8. The method as claimed in claim 7, characterized in that a rise in the distribution is used as an indicator for the start of the dye bolus.

9. The method as claimed in claim 1, characterized in that the excitation radiation is irradiated into the body (4) at the head in order to examine the brain.

10. The method as claimed in claim 1, characterized in that the excitation radiation is irradiated into the body (4) in the area of the lungs.

11. A device for detecting a dye bolus injected into the body (4) of a living being, with an optical radiation source (1) for irradiating an optical radiation into the body (4), and with a detection arrangement (6-16) for detecting a response radiation emanating from the body (4), characterized in that the optical radiation source (1) is designed to emit an excitation radiation with a first frequency, and the detection arrangement is designed to detect a response radiation with a second frequency different than the first frequency and to determine a temporal relation between the emitted excitation radiation and at least part of the detected response radiation.

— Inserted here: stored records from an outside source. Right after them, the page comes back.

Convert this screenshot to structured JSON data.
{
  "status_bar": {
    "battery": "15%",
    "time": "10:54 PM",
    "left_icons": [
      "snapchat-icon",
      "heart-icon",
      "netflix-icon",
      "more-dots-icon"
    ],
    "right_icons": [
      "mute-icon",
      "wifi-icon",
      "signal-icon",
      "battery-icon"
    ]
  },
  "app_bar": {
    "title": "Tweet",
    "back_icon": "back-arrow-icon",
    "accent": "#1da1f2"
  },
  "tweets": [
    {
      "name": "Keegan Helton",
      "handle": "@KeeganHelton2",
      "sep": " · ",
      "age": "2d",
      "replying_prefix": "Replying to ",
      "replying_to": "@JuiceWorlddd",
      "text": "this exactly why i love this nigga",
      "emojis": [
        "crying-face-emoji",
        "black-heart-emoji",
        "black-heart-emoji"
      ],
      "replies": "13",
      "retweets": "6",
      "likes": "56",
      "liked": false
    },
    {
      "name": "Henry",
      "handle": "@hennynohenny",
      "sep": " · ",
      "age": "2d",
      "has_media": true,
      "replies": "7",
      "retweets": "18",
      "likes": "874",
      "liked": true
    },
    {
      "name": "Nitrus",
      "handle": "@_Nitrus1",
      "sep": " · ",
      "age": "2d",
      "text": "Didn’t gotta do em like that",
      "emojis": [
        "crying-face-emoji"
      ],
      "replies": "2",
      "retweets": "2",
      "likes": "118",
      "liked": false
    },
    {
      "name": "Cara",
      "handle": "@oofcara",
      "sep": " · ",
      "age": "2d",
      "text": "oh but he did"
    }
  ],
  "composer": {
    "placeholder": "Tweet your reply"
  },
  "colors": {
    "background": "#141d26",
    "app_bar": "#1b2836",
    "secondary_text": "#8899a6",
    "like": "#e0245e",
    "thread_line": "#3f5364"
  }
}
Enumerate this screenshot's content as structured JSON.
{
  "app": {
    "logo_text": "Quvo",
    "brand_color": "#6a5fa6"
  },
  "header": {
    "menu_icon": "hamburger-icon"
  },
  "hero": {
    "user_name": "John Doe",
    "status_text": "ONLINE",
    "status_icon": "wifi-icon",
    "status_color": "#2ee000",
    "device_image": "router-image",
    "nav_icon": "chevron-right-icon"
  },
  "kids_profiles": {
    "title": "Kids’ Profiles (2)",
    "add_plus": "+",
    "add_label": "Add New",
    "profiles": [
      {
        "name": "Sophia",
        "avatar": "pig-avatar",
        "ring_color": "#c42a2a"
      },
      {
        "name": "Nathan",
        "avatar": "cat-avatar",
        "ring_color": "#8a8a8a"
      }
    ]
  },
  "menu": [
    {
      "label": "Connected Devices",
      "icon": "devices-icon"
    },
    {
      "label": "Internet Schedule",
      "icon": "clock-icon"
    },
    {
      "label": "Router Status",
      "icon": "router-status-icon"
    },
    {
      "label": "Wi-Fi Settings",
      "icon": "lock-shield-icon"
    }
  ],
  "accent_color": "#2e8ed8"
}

12. The device as claimed in claim 11, characterized in that the optical radiation source (1) operates in pulsed mode.

13. The device as claimed in claim 11, characterized in that the detection arrangement (6-14) is designed to detect a time profile of the fluorescent radiation triggered by a pulse of the excitation radiation.

14. The device as claimed in claim 11, characterized in that the detection arrangement (6-14) has an optical filter (7) for blocking off the excitation radiation.

15. The device as claimed in claim 11, characterized in that the detection arrangement (6-14) has an additional detector branch (6″, 8, 10) for detection of reflected excitation radiation.

16. The device as claimed in claim 11, characterized in that the detection arrangement (6-14) has an evaluation unit (14) for temporal changes of the measured temporal relation.